Fabric Dataflows Gen2 And Concurrent Evaluation, Part 1

Did you know that if your Fabric Dataflows Gen2 contains several queries then you can control how many of them are evaluated in parallel when your dataflow refreshes? In this series I’ll look at how how you can do this and how it may result in better performance – at least in some cases.

Let’s start with the basics. I created a Dataflow Gen2 with ten queries which each returned a table of one row and one column after one minute. I used the #table function to generate the table without connecting to a data source, code from this post to add the delay and the trick in this post to make sure the delay was only applied when the dataflow refreshed. The output of each query was loaded to a Fabric Warehouse.

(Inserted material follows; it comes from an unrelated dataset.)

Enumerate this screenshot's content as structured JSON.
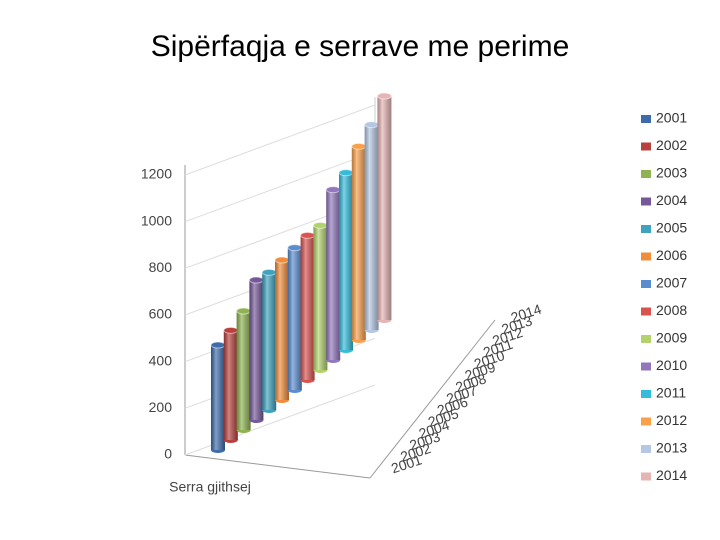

I then refreshed the dataflow using the default settings and found that the refresh took 2 minutes 9 seconds by looking in Recent Runs; each individual query took somewhere between 1 minute 10 seconds and 1 minute 30 seconds, which matches the 10-30 second overhead on query execution that I normally see when tuning dataflows. I refreshed it two more times and the durations were 1 minute 32 seconds and 3 minutes 38 seconds. This all suggests that the amount of concurrency was variable, and that the dataflow was sometimes able to evaluate all the queries in parallel and sometimes only able to evaluate some of them in parallel.

I then opened the dataflow, went to the Options dialog and the Scale pane, checked the “Limit number of concurrent evaluations” box and set the slider to 1:

I then refreshed the dataflow again and this time the overall refresh took 12 minutes 29 seconds, which is consistent with ten query evaluations that took 1 minute 10 seconds to 1 minute 30 seconds running one after the other.

Finally, I went back into the dataflow and set the Concurrency slider as high as possible to 250:

I then refreshed the dataflow again and this time the refresh took 1 minute 33 seconds, suggesting all the queries were evaluated in parallel.

So from all this we can see that, as you might expect, increasing the amount of concurrency improved dataflow refresh performance. There’s more to learn about concurrency though and as we shall learn later in this series, more concurrency isn’t always better.